Food insecurity in GI: ‘Steps can be taken’ as a provider to further equity
The accompanying article in this month’s issue on food insecurity in our gastroenterology patients in many ways is eye-opening and discomfort-producing.
Many of us practice in centers or in locations where these issues are not so apparent on the surface. If you practice in a location outside of the inner city, it may be easy to convince yourself that all your patients have broadly similar socioeconomic status. And the bigger the practice or clinic, the easier it is for the provider to be relatively insulated from issues of financial toxicity.
The recently published paper by Nguyen and colleagues, using the National Health Interview survey, is groundbreaking in that it identifies the prevalence of food insecurity and lack of social support in patients with inflammatory bowel disease, and shows that these determinants were significantly associated with financial distress and non-adherence to medical regimens due to costs.

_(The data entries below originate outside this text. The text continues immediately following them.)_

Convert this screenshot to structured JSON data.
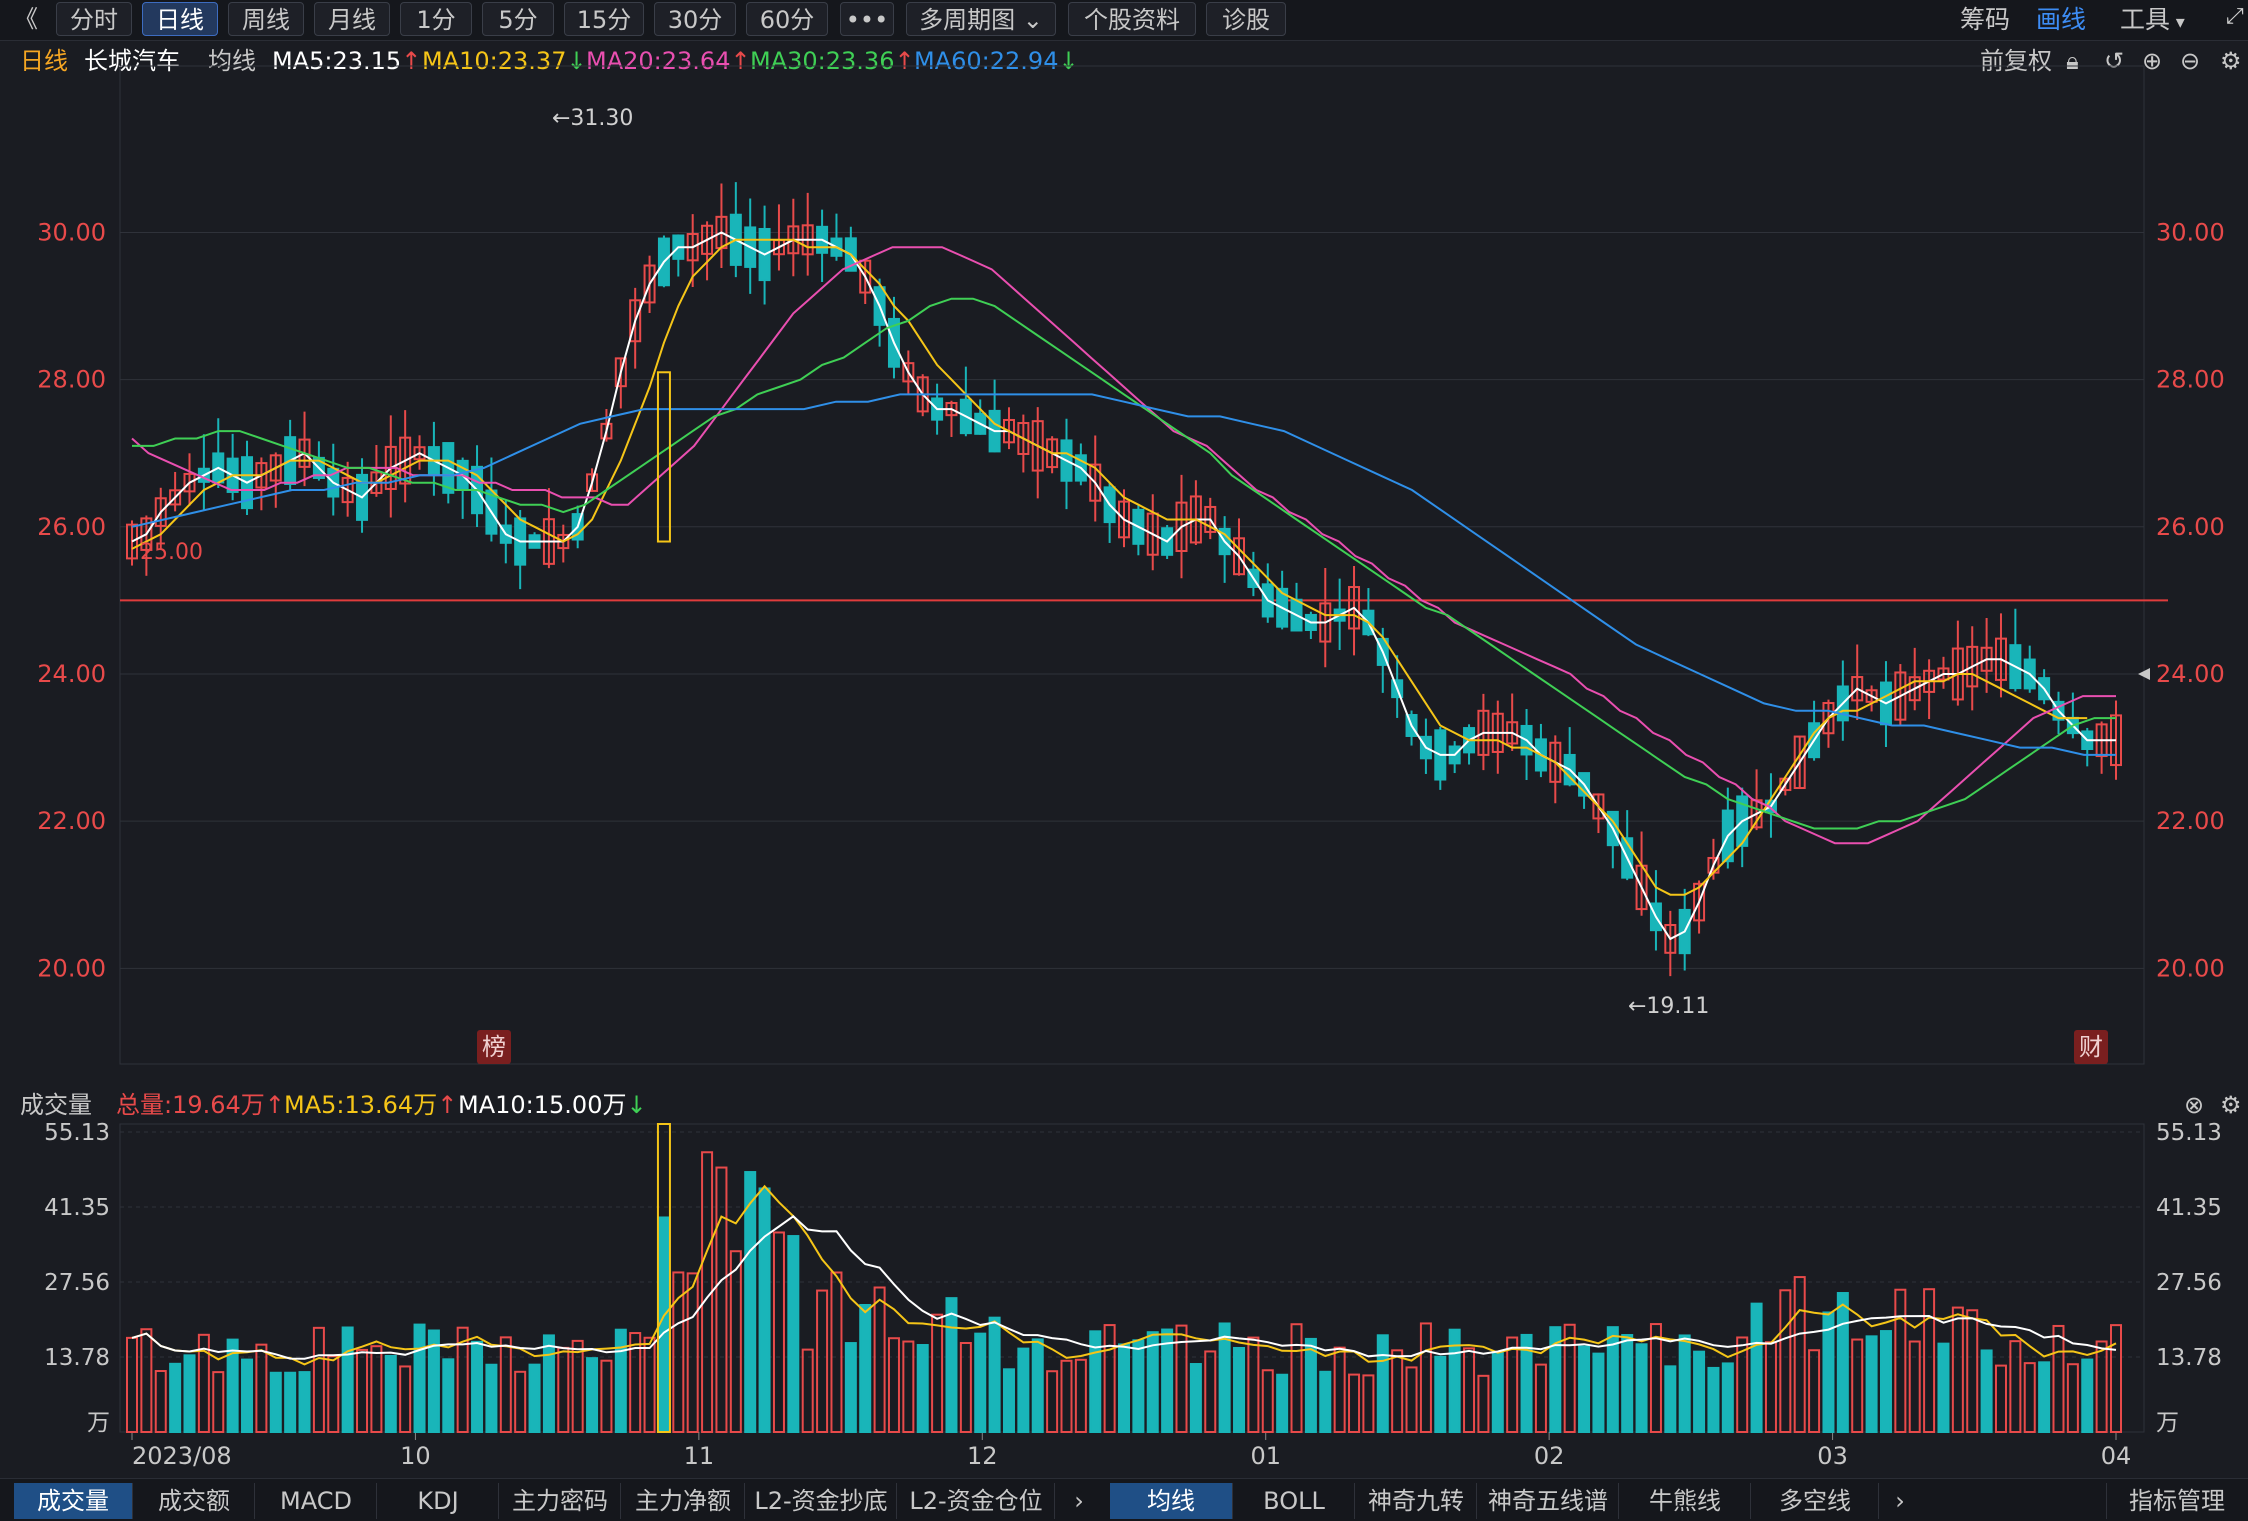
{
  "toolbar": {
    "back_icon": "double-chevron-left-icon",
    "periods": [
      "分时",
      "日线",
      "周线",
      "月线",
      "1分",
      "5分",
      "15分",
      "30分",
      "60分"
    ],
    "active_period": "日线",
    "more_label": "•••",
    "multi_period": "多周期图",
    "stock_info": "个股资料",
    "diagnose": "诊股",
    "right": {
      "chips": "筹码",
      "draw": "画线",
      "tools": "工具"
    }
  },
  "info": {
    "period": "日线",
    "stock_name": "长城汽车",
    "ma_label": "均线",
    "ma5": "MA5:23.15",
    "ma10": "MA10:23.37",
    "ma20": "MA20:23.64",
    "ma30": "MA30:23.36",
    "ma60": "MA60:22.94",
    "adjust": "前复权"
  },
  "price_panel": {
    "hline_label": "25.00",
    "high_label": "←31.30",
    "low_label": "←19.11",
    "badge_rank": "榜",
    "badge_fin": "财"
  },
  "volume_header": {
    "title": "成交量",
    "total": "总量:19.64万",
    "ma5": "MA5:13.64万",
    "ma10": "MA10:15.00万"
  },
  "colors": {
    "up": "#e84a4a",
    "down": "#19b5b9",
    "ma5": "#ffffff",
    "ma10": "#f5c518",
    "ma20": "#e94fb0",
    "ma30": "#3fcf55",
    "ma60": "#2f8fe8",
    "grid": "#2f323a"
  },
  "chart_data": [
    {
      "type": "candlestick",
      "title": "长城汽车 日线",
      "ylim": [
        18.7,
        31.8
      ],
      "y_ticks": [
        "30.00",
        "28.00",
        "26.00",
        "24.00",
        "22.00",
        "20.00"
      ],
      "x_ticks": [
        "2023/08",
        "10",
        "11",
        "12",
        "01",
        "02",
        "03",
        "04"
      ],
      "reference_line": 25.0,
      "annotations": {
        "high": 31.3,
        "low": 19.11
      },
      "series": [
        {
          "name": "MA5",
          "values": [
            25.8,
            25.9,
            26.2,
            26.4,
            26.6,
            26.7,
            26.8,
            26.7,
            26.6,
            26.7,
            26.8,
            26.9,
            27.0,
            26.8,
            26.6,
            26.5,
            26.4,
            26.6,
            26.8,
            26.9,
            27.0,
            26.9,
            26.8,
            26.7,
            26.5,
            26.2,
            25.9,
            25.8,
            25.8,
            25.8,
            25.8,
            26.0,
            26.6,
            27.3,
            28.1,
            28.8,
            29.3,
            29.6,
            29.8,
            29.8,
            29.9,
            30.0,
            29.9,
            29.8,
            29.7,
            29.8,
            29.9,
            29.9,
            29.9,
            29.8,
            29.7,
            29.4,
            29.0,
            28.5,
            28.1,
            27.8,
            27.6,
            27.6,
            27.5,
            27.4,
            27.3,
            27.3,
            27.2,
            27.1,
            27.0,
            26.9,
            26.8,
            26.6,
            26.3,
            26.1,
            26.0,
            25.9,
            25.8,
            26.0,
            26.1,
            26.1,
            25.8,
            25.6,
            25.3,
            25.0,
            24.9,
            24.8,
            24.7,
            24.7,
            24.8,
            24.9,
            24.7,
            24.3,
            23.8,
            23.3,
            23.0,
            22.9,
            22.9,
            23.1,
            23.2,
            23.2,
            23.2,
            23.1,
            22.9,
            22.8,
            22.7,
            22.5,
            22.2,
            21.9,
            21.5,
            21.1,
            20.7,
            20.4,
            20.5,
            20.9,
            21.4,
            21.8,
            22.0,
            22.1,
            22.2,
            22.5,
            22.8,
            23.1,
            23.4,
            23.6,
            23.8,
            23.7,
            23.6,
            23.7,
            23.8,
            23.9,
            24.0,
            24.0,
            24.1,
            24.2,
            24.2,
            24.1,
            24.0,
            23.8,
            23.5,
            23.3,
            23.1,
            23.1,
            23.1
          ]
        },
        {
          "name": "MA10",
          "values": [
            25.7,
            25.8,
            25.9,
            26.1,
            26.3,
            26.5,
            26.6,
            26.7,
            26.7,
            26.7,
            26.8,
            26.9,
            26.9,
            26.9,
            26.8,
            26.7,
            26.6,
            26.6,
            26.7,
            26.8,
            26.9,
            26.9,
            26.9,
            26.8,
            26.7,
            26.5,
            26.3,
            26.1,
            26.0,
            25.9,
            25.8,
            25.9,
            26.1,
            26.5,
            26.9,
            27.4,
            27.9,
            28.5,
            29.0,
            29.4,
            29.6,
            29.8,
            29.9,
            29.9,
            29.9,
            29.9,
            29.9,
            29.8,
            29.8,
            29.8,
            29.7,
            29.5,
            29.3,
            29.0,
            28.8,
            28.5,
            28.2,
            28.0,
            27.8,
            27.6,
            27.4,
            27.3,
            27.2,
            27.1,
            27.0,
            27.0,
            26.9,
            26.8,
            26.6,
            26.4,
            26.3,
            26.2,
            26.1,
            26.1,
            26.1,
            26.0,
            25.9,
            25.7,
            25.5,
            25.3,
            25.1,
            25.0,
            24.9,
            24.8,
            24.8,
            24.8,
            24.7,
            24.5,
            24.2,
            23.9,
            23.6,
            23.3,
            23.2,
            23.1,
            23.1,
            23.1,
            23.0,
            23.0,
            22.9,
            22.8,
            22.6,
            22.4,
            22.2,
            22.0,
            21.7,
            21.4,
            21.1,
            21.0,
            21.0,
            21.1,
            21.3,
            21.5,
            21.7,
            22.0,
            22.3,
            22.6,
            22.9,
            23.2,
            23.4,
            23.5,
            23.5,
            23.6,
            23.7,
            23.8,
            23.9,
            23.9,
            23.9,
            24.0,
            24.0,
            23.9,
            23.8,
            23.7,
            23.6,
            23.5,
            23.4,
            23.4,
            23.4
          ]
        },
        {
          "name": "MA20",
          "values": [
            27.2,
            27.0,
            26.9,
            26.8,
            26.7,
            26.6,
            26.5,
            26.5,
            26.5,
            26.6,
            26.6,
            26.7,
            26.7,
            26.8,
            26.8,
            26.8,
            26.8,
            26.7,
            26.7,
            26.7,
            26.7,
            26.6,
            26.6,
            26.5,
            26.5,
            26.5,
            26.4,
            26.4,
            26.4,
            26.3,
            26.3,
            26.5,
            26.7,
            26.9,
            27.1,
            27.4,
            27.7,
            28.0,
            28.3,
            28.6,
            28.9,
            29.1,
            29.3,
            29.5,
            29.6,
            29.7,
            29.8,
            29.8,
            29.8,
            29.8,
            29.7,
            29.6,
            29.5,
            29.3,
            29.1,
            28.9,
            28.7,
            28.5,
            28.3,
            28.1,
            27.9,
            27.7,
            27.5,
            27.3,
            27.2,
            27.1,
            26.9,
            26.7,
            26.5,
            26.4,
            26.2,
            26.1,
            25.9,
            25.8,
            25.6,
            25.5,
            25.3,
            25.2,
            25.0,
            24.9,
            24.7,
            24.6,
            24.5,
            24.4,
            24.3,
            24.2,
            24.1,
            24.0,
            23.8,
            23.7,
            23.5,
            23.4,
            23.2,
            23.1,
            22.9,
            22.8,
            22.6,
            22.5,
            22.3,
            22.2,
            22.0,
            21.9,
            21.8,
            21.7,
            21.7,
            21.7,
            21.8,
            21.9,
            22.0,
            22.2,
            22.4,
            22.6,
            22.8,
            23.0,
            23.2,
            23.4,
            23.5,
            23.6,
            23.7,
            23.7,
            23.7
          ]
        },
        {
          "name": "MA30",
          "values": [
            27.1,
            27.1,
            27.2,
            27.2,
            27.3,
            27.3,
            27.2,
            27.1,
            27.0,
            26.9,
            26.8,
            26.8,
            26.7,
            26.6,
            26.6,
            26.5,
            26.5,
            26.4,
            26.3,
            26.3,
            26.2,
            26.3,
            26.5,
            26.7,
            26.9,
            27.1,
            27.3,
            27.5,
            27.6,
            27.8,
            27.9,
            28.0,
            28.2,
            28.3,
            28.5,
            28.7,
            28.8,
            29.0,
            29.1,
            29.1,
            29.0,
            28.8,
            28.6,
            28.4,
            28.2,
            28.0,
            27.8,
            27.6,
            27.4,
            27.2,
            27.0,
            26.7,
            26.5,
            26.3,
            26.1,
            25.9,
            25.7,
            25.5,
            25.3,
            25.1,
            24.9,
            24.8,
            24.6,
            24.4,
            24.2,
            24.0,
            23.8,
            23.6,
            23.4,
            23.2,
            23.0,
            22.8,
            22.6,
            22.5,
            22.3,
            22.2,
            22.1,
            22.0,
            21.9,
            21.9,
            21.9,
            22.0,
            22.0,
            22.1,
            22.2,
            22.3,
            22.5,
            22.7,
            22.9,
            23.1,
            23.3,
            23.4,
            23.4
          ]
        },
        {
          "name": "MA60",
          "values": [
            26.0,
            26.1,
            26.2,
            26.3,
            26.4,
            26.5,
            26.5,
            26.6,
            26.6,
            26.7,
            26.7,
            26.8,
            27.0,
            27.2,
            27.4,
            27.5,
            27.6,
            27.6,
            27.6,
            27.6,
            27.6,
            27.6,
            27.7,
            27.7,
            27.8,
            27.8,
            27.8,
            27.8,
            27.8,
            27.8,
            27.8,
            27.7,
            27.6,
            27.5,
            27.5,
            27.4,
            27.3,
            27.1,
            26.9,
            26.7,
            26.5,
            26.2,
            25.9,
            25.6,
            25.3,
            25.0,
            24.7,
            24.4,
            24.2,
            24.0,
            23.8,
            23.6,
            23.5,
            23.5,
            23.4,
            23.3,
            23.3,
            23.2,
            23.1,
            23.0,
            23.0,
            22.9,
            22.9
          ]
        }
      ]
    },
    {
      "type": "bar",
      "title": "成交量",
      "ylim": [
        0,
        55.13
      ],
      "y_ticks": [
        "55.13",
        "41.35",
        "27.56",
        "13.78"
      ],
      "unit": "万",
      "x_ticks": [
        "2023/08",
        "10",
        "11",
        "12",
        "01",
        "02",
        "03",
        "04"
      ],
      "volume_ma5_last": 13.64,
      "volume_ma10_last": 15.0,
      "total_last": 19.64
    }
  ],
  "bottom": {
    "tabs_left": [
      "成交量",
      "成交额",
      "MACD",
      "KDJ",
      "主力密码",
      "主力净额",
      "L2-资金抄底",
      "L2-资金仓位"
    ],
    "tabs_right": [
      "均线",
      "BOLL",
      "神奇九转",
      "神奇五线谱",
      "牛熊线",
      "多空线"
    ],
    "manage": "指标管理"
  }
}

This also was significantly associated with increased health care use in the form of emergency department use.
This article is quite timely in 2020 for several reasons. We have seen more focus on the relationship between diet and IBD risk and IBD severity in recent years. It stands to reason that a poor diet rich in processed foods and lacking in whole foods would be associated with increased IBD risk and increased severity. Patients with food insecurity unfortunately will not have access to a healthy diet. The COVID-19 pandemic has exposed and magnified socioeconomic disparities in the United States economy. As mentioned in the article, up to a third of households with children had some level of food insecurity during the pandemic.
The average provider might feel powerless, but steps can be taken to work toward a more equitable future, including volunteering at food banks, becoming more politically aware and voting accordingly. This is a type of “no-brainer” topic that just shouldn’t be an issue in 21st century America.